Being on AWS, Azure or GPC isn't about the costs being pressured from another department at all.

The cost reflects the premium for integration into the other services.

It is after first employees bounce or the company outgrows that hustle hack everything together mentally that consultants like myself get hired and want to sob that some employee decided to board to OVH as a small startup especially if it is growing.

Every time I've dealt with this it is a disaster or things hanging together by a thread. Hanging together by a thread have sort of gotten better with kubernetes mostly keeping everything running just by turning anything back on when it dies or crashes. The thing is that only until last year did OVH offer managed k8s, those poor startups that will suffer from these choices.

OVH has it's place to be considered:

+40 engineering companies

High out going bandwidth (CDN, video streaming, etc.)

IO Latency requirements

Large enough scale of anything where the cost of AWS egress bandwidth is too costly

Radim|5 years ago

Your lack of punctuation and odd syntax makes me wonder, but if I understood your post correctly, you claim that building with AWS is somehow safer / more robust / more future proof than building with OVH? A technical judgement?

If so, I vehemently disagree. I've been a consultant for 10+ years too and seen 50+ companies from the inside, from startups to behemoths – including AWS itself.

Companies running a tight ship around resources were generally technically superior to those using AWS. "Hanging together by a thread" indeed, playing the AWS bingo of "use a flaky soup of 3-letter-acronym-services to cover technical inaptitude".

AFAIR the AWS versions of Spark and Elasticsearch were abysmal to the point of being unworkable.
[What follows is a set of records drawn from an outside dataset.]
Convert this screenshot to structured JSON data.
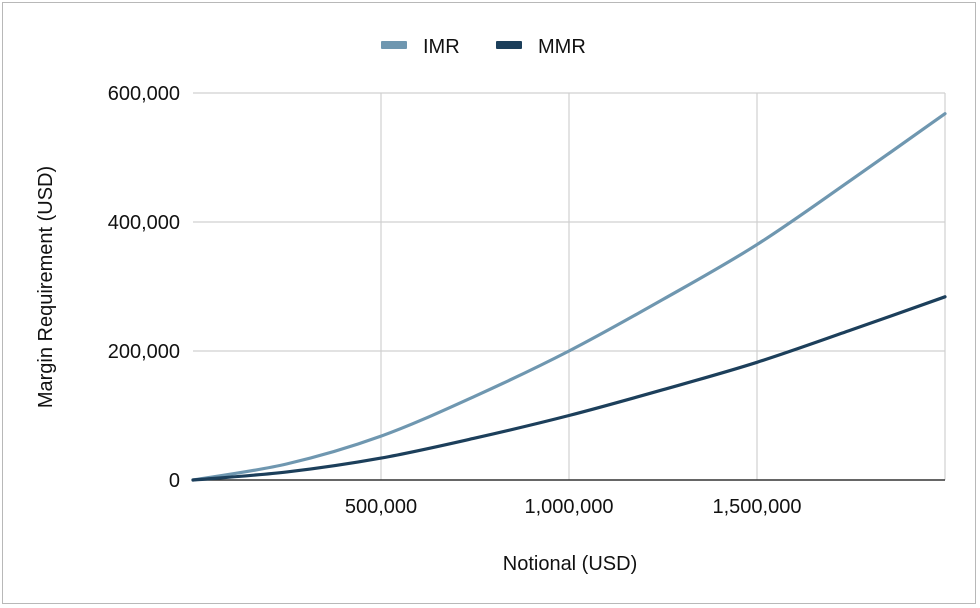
{
  "chart_data": {
    "type": "line",
    "title": "",
    "xlabel": "Notional (USD)",
    "ylabel": "Margin Requirement (USD)",
    "xlim": [
      0,
      2000000
    ],
    "ylim": [
      0,
      600000
    ],
    "x_ticks": [
      500000,
      1000000,
      1500000
    ],
    "x_tick_labels": [
      "500,000",
      "1,000,000",
      "1,500,000"
    ],
    "y_ticks": [
      0,
      200000,
      400000,
      600000
    ],
    "y_tick_labels": [
      "0",
      "200,000",
      "400,000",
      "600,000"
    ],
    "grid": true,
    "legend_position": "top-center",
    "x": [
      0,
      250000,
      500000,
      750000,
      1000000,
      1250000,
      1500000,
      1750000,
      2000000
    ],
    "series": [
      {
        "name": "IMR",
        "color": "#6f97b0",
        "values": [
          0,
          25000,
          68000,
          130000,
          200000,
          280000,
          365000,
          465000,
          568000
        ]
      },
      {
        "name": "MMR",
        "color": "#1c3f5b",
        "values": [
          0,
          12500,
          34000,
          65000,
          100000,
          140000,
          182500,
          232500,
          284000
        ]
      }
    ]
  }
}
At least two years ago, maybe it's better now.

Cthulhu_|5 years ago

I've worked as a contractor for a CEO for two companies, in both he pushed for a full migration to AWS. Would not be surprised if he got a kickback from AWS.
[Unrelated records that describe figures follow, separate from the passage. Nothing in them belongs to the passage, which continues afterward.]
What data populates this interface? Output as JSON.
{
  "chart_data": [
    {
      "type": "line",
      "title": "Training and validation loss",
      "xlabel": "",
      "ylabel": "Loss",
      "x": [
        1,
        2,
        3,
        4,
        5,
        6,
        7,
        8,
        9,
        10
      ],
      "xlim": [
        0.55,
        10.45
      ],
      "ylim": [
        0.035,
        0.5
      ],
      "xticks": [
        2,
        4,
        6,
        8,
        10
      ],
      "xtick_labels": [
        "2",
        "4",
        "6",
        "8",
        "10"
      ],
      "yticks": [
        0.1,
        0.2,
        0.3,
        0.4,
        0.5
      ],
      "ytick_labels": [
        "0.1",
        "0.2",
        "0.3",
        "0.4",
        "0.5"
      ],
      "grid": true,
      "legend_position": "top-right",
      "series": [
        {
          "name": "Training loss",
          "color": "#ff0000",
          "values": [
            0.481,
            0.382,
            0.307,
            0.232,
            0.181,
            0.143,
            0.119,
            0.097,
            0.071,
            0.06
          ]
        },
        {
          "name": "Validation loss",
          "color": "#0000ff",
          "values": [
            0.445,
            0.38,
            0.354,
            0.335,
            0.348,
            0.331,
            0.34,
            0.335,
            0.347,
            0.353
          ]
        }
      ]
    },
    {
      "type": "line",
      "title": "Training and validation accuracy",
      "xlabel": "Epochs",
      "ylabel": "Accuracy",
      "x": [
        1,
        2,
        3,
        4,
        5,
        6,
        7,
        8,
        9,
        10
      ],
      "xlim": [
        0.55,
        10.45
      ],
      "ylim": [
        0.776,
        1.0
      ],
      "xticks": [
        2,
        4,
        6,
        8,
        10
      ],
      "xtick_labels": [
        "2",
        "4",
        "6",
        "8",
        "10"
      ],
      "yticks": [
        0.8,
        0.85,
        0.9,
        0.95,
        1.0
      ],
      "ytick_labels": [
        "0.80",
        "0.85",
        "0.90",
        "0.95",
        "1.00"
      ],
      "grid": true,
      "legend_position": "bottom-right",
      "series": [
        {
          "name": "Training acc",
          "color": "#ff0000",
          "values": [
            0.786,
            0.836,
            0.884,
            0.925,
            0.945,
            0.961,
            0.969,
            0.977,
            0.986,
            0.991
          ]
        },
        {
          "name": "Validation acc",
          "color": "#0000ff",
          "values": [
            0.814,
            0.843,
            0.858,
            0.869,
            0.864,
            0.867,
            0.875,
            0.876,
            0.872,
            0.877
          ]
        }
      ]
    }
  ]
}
Amazon is pushing AWS pretty hard in the C-level, I don't know if you've ever followed one of their certifications or landing pages, but they do their marketing really well.

Anyway, I do think a platform like App Engine / Beanstalk and other quick / easy / no setup deployment tools have a benefit, if you're not good at setting up servers.

WrtCdEvrydy|5 years ago

AWS allows you to shift your costs from CapEx to OpEx. Companies with low CapEx are valued higher since "theoretically" you could remove that bill by moving to another provider. Financial Engineering is just another part of software engineering and the cloud enables it.
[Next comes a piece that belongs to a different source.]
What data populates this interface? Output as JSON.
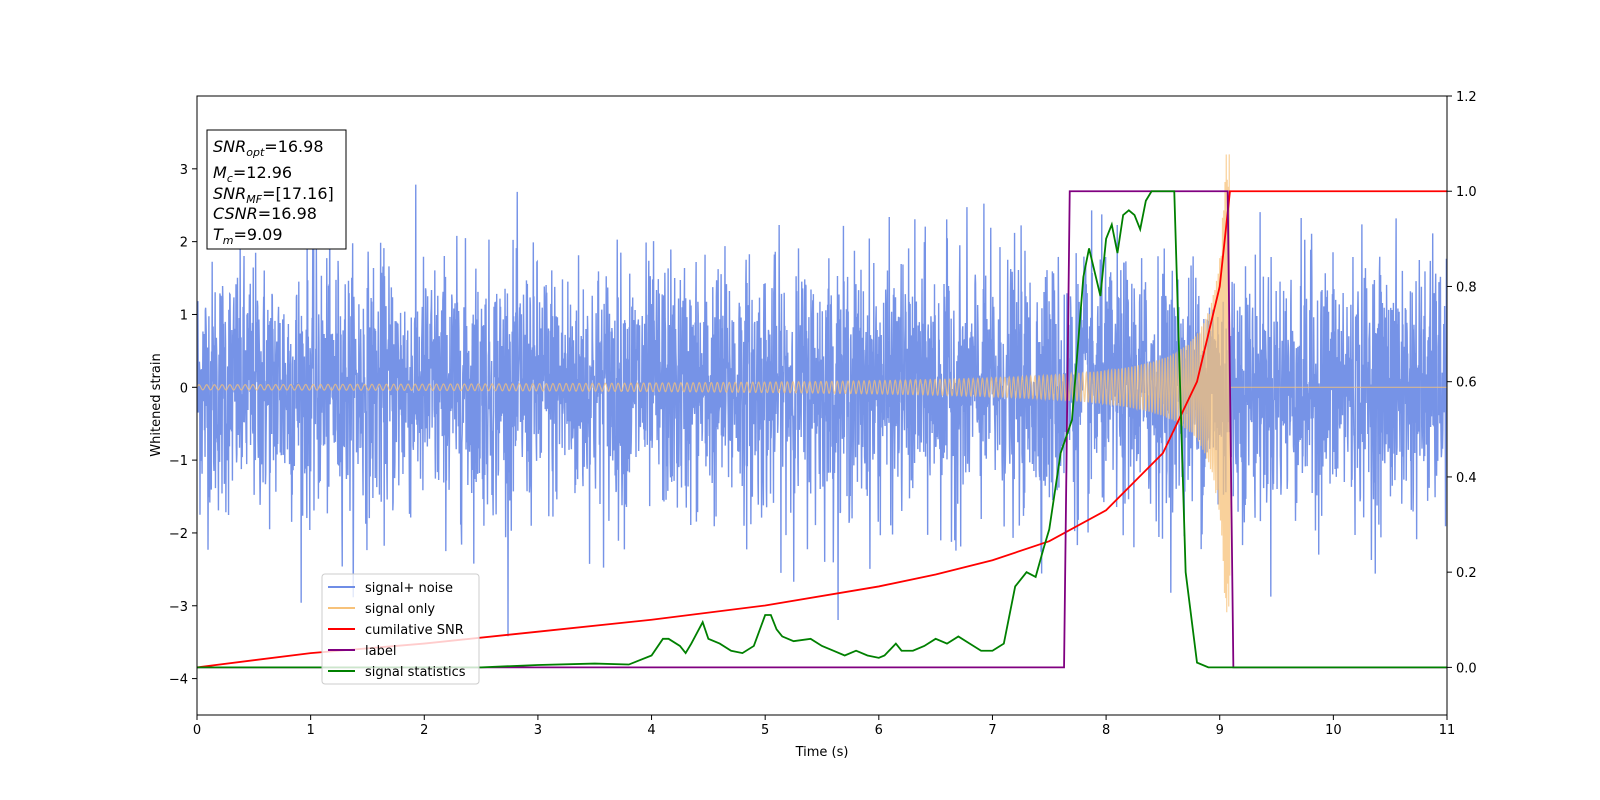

throwaway894345|5 years ago

In my mind, one of the big (but seldomly discussed) pros for using AWS and especially their high-level services (especially WRT containers) is that they allow rank-and-file developers to do a lot more of the work that was traditionally considered 'ops'. This is advantageous because developer teams don't need to coordinate with a single ops team when they need something, which allows the whole organization to be more agile. Another advantage is that you don't have to hire and develop a high functioning ops competency in your business--you can outsource much of that to AWS and focus your time/resources on more valuable opportunities (in general, I wish the on-prem side of the debate would acknowledge opportunity costs in their talking points).

harryh|5 years ago

Startups don't win because they save 50% on hosting costs. They win because they move fast on product development. AWS make the latter much easier due to all of the additional tooling they provide.

lainga|5 years ago

If the constituent employees are trying to win in the classical sense, and not the pump-my-resume-and-bail sense.

KingOfCoders|5 years ago

CEO changes his opinion when money runs out and a new CFO comes in to fix the costs - at least from my experience.

srtjstjsj|5 years ago

If you need a CFO to look at your IT bill and cut costs, your problem is likely BS title inflation crowding out real work.